Minister Protais Musoni has one of the toughest jobs among his colleagues in Cabinet. His ministry has to oversee government decentralisation reforms which have been taking place for the last seven years.
Add on championing good governance and improving the living conditions of the local population and it is surely not difficult to see that his work is not cut out for him.
Even though he does not admit it, he must be one of the few members of Cabinet who enters Urugwiro every Wednesday with a wide smile of satisfaction.
The winds of change have reached even the smallest and most remote hamlet where the barefooted peasant suddenly realises that he actually counts.
Perhaps the one thing that must have cost Musoni and his staff sleepless nights was how to instil the culture of accountability in local leaders.
How does one change the status quo and overturn the age old custom of local leaders reigning over their ‘little kingdoms’ as they saw fit, their subjects shut out in the backroom of oblivion?
How does one empower a society riddled with many ignorant brothers and sisters without raising the worst nightmares?

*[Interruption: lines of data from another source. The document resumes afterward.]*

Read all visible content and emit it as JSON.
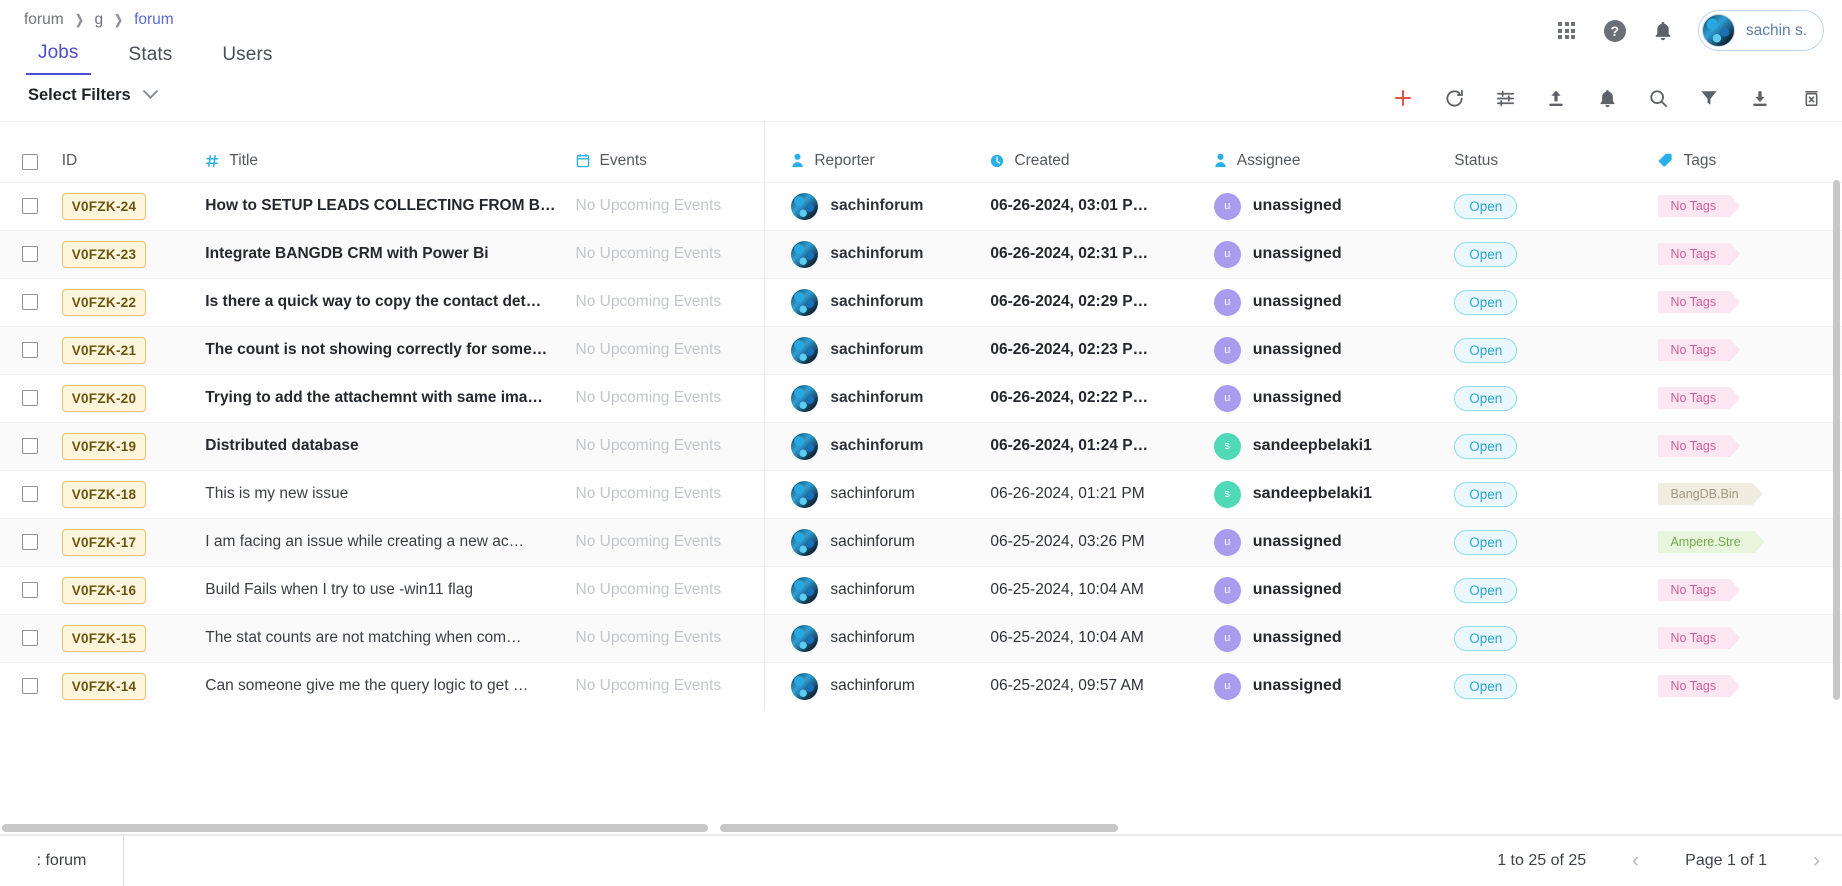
{
  "breadcrumb": {
    "items": [
      "forum",
      "g",
      "forum"
    ]
  },
  "tabs": [
    {
      "label": "Jobs",
      "active": true
    },
    {
      "label": "Stats",
      "active": false
    },
    {
      "label": "Users",
      "active": false
    }
  ],
  "topbar": {
    "apps_icon": "grid-apps-icon",
    "help_icon": "help-icon",
    "notifications_icon": "bell-icon",
    "user_name": "sachin s."
  },
  "filterbar": {
    "select_filters_label": "Select Filters",
    "chevron_icon": "chevron-down-icon",
    "tools": [
      {
        "name": "add-button",
        "icon": "plus-icon",
        "color": "#e8523f"
      },
      {
        "name": "refresh-button",
        "icon": "refresh-icon",
        "color": "#5d6268"
      },
      {
        "name": "tune-button",
        "icon": "tune-icon",
        "color": "#5d6268"
      },
      {
        "name": "upload-button",
        "icon": "upload-icon",
        "color": "#5d6268"
      },
      {
        "name": "alerts-button",
        "icon": "bell-icon",
        "color": "#5d6268"
      },
      {
        "name": "search-button",
        "icon": "search-icon",
        "color": "#5d6268"
      },
      {
        "name": "filter-button",
        "icon": "funnel-icon",
        "color": "#5d6268"
      },
      {
        "name": "download-button",
        "icon": "download-icon",
        "color": "#5d6268"
      },
      {
        "name": "delete-button",
        "icon": "trash-icon",
        "color": "#5d6268"
      }
    ]
  },
  "table": {
    "columns": [
      {
        "key": "checkbox",
        "label": "",
        "icon": "checkbox-icon"
      },
      {
        "key": "id",
        "label": "ID",
        "icon": ""
      },
      {
        "key": "title",
        "label": "Title",
        "icon": "hash-icon"
      },
      {
        "key": "events",
        "label": "Events",
        "icon": "calendar-icon"
      },
      {
        "key": "reporter",
        "label": "Reporter",
        "icon": "person-icon"
      },
      {
        "key": "created",
        "label": "Created",
        "icon": "clock-icon"
      },
      {
        "key": "assignee",
        "label": "Assignee",
        "icon": "person-icon"
      },
      {
        "key": "status",
        "label": "Status",
        "icon": ""
      },
      {
        "key": "tags",
        "label": "Tags",
        "icon": "tag-icon"
      }
    ],
    "rows": [
      {
        "id": "V0FZK-24",
        "title": "How to SETUP LEADS COLLECTING FROM B…",
        "unread": true,
        "events": "No Upcoming Events",
        "reporter": "sachinforum",
        "created": "06-26-2024, 03:01 P…",
        "assignee": "unassigned",
        "assignee_initial": "u",
        "assignee_kind": "u",
        "status": "Open",
        "tag": "No Tags",
        "tag_style": "pink"
      },
      {
        "id": "V0FZK-23",
        "title": "Integrate BANGDB CRM with Power Bi",
        "unread": true,
        "events": "No Upcoming Events",
        "reporter": "sachinforum",
        "created": "06-26-2024, 02:31 P…",
        "assignee": "unassigned",
        "assignee_initial": "u",
        "assignee_kind": "u",
        "status": "Open",
        "tag": "No Tags",
        "tag_style": "pink"
      },
      {
        "id": "V0FZK-22",
        "title": "Is there a quick way to copy the contact det…",
        "unread": true,
        "events": "No Upcoming Events",
        "reporter": "sachinforum",
        "created": "06-26-2024, 02:29 P…",
        "assignee": "unassigned",
        "assignee_initial": "u",
        "assignee_kind": "u",
        "status": "Open",
        "tag": "No Tags",
        "tag_style": "pink"
      },
      {
        "id": "V0FZK-21",
        "title": "The count is not showing correctly for some…",
        "unread": true,
        "events": "No Upcoming Events",
        "reporter": "sachinforum",
        "created": "06-26-2024, 02:23 P…",
        "assignee": "unassigned",
        "assignee_initial": "u",
        "assignee_kind": "u",
        "status": "Open",
        "tag": "No Tags",
        "tag_style": "pink"
      },
      {
        "id": "V0FZK-20",
        "title": "Trying to add the attachemnt with same ima…",
        "unread": true,
        "events": "No Upcoming Events",
        "reporter": "sachinforum",
        "created": "06-26-2024, 02:22 P…",
        "assignee": "unassigned",
        "assignee_initial": "u",
        "assignee_kind": "u",
        "status": "Open",
        "tag": "No Tags",
        "tag_style": "pink"
      },
      {
        "id": "V0FZK-19",
        "title": "Distributed database",
        "unread": true,
        "events": "No Upcoming Events",
        "reporter": "sachinforum",
        "created": "06-26-2024, 01:24 P…",
        "assignee": "sandeepbelaki1",
        "assignee_initial": "s",
        "assignee_kind": "s",
        "status": "Open",
        "tag": "No Tags",
        "tag_style": "pink"
      },
      {
        "id": "V0FZK-18",
        "title": "This is my new issue",
        "unread": false,
        "events": "No Upcoming Events",
        "reporter": "sachinforum",
        "created": "06-26-2024, 01:21 PM",
        "assignee": "sandeepbelaki1",
        "assignee_initial": "s",
        "assignee_kind": "s",
        "status": "Open",
        "tag": "BangDB.Bin",
        "tag_style": "beige"
      },
      {
        "id": "V0FZK-17",
        "title": "I am facing an issue while creating a new ac…",
        "unread": false,
        "events": "No Upcoming Events",
        "reporter": "sachinforum",
        "created": "06-25-2024, 03:26 PM",
        "assignee": "unassigned",
        "assignee_initial": "u",
        "assignee_kind": "u",
        "status": "Open",
        "tag": "Ampere.Stre",
        "tag_style": "green"
      },
      {
        "id": "V0FZK-16",
        "title": "Build Fails when I try to use -win11 flag",
        "unread": false,
        "events": "No Upcoming Events",
        "reporter": "sachinforum",
        "created": "06-25-2024, 10:04 AM",
        "assignee": "unassigned",
        "assignee_initial": "u",
        "assignee_kind": "u",
        "status": "Open",
        "tag": "No Tags",
        "tag_style": "pink"
      },
      {
        "id": "V0FZK-15",
        "title": "The stat counts are not matching when com…",
        "unread": false,
        "events": "No Upcoming Events",
        "reporter": "sachinforum",
        "created": "06-25-2024, 10:04 AM",
        "assignee": "unassigned",
        "assignee_initial": "u",
        "assignee_kind": "u",
        "status": "Open",
        "tag": "No Tags",
        "tag_style": "pink"
      },
      {
        "id": "V0FZK-14",
        "title": "Can someone give me the query logic to get …",
        "unread": false,
        "events": "No Upcoming Events",
        "reporter": "sachinforum",
        "created": "06-25-2024, 09:57 AM",
        "assignee": "unassigned",
        "assignee_initial": "u",
        "assignee_kind": "u",
        "status": "Open",
        "tag": "No Tags",
        "tag_style": "pink"
      }
    ]
  },
  "footer": {
    "context_label": ": forum",
    "range_label": "1 to 25 of 25",
    "prev_icon": "chevron-left-icon",
    "page_label": "Page 1 of 1",
    "next_icon": "chevron-right-icon"
  },
  "colors": {
    "accent": "#4b4fce",
    "header_icon": "#29b0e8",
    "id_badge_bg": "#fdf6dd",
    "id_badge_border": "#e0c56a",
    "status_open": "#2aa8d6",
    "add_button": "#e8523f"
  }
}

They did not have to go far to look for a solution. Empowerment breeds confidence to confront the world. Add that with making resources accessible to the people, and you have a sure-fire formula for seeking and attaining knowledge.
It is easy to see that the mushrooming of schools and training centres and Amahugurwa (training seminars) are a result of wanting to better oneself. The dividends have paid off.
Seven years down the road and suddenly the skies are very clear in the villages.
The population can now find the courage to confront their backyard despots who suddenly find their wings clipped for measure. That is democracy.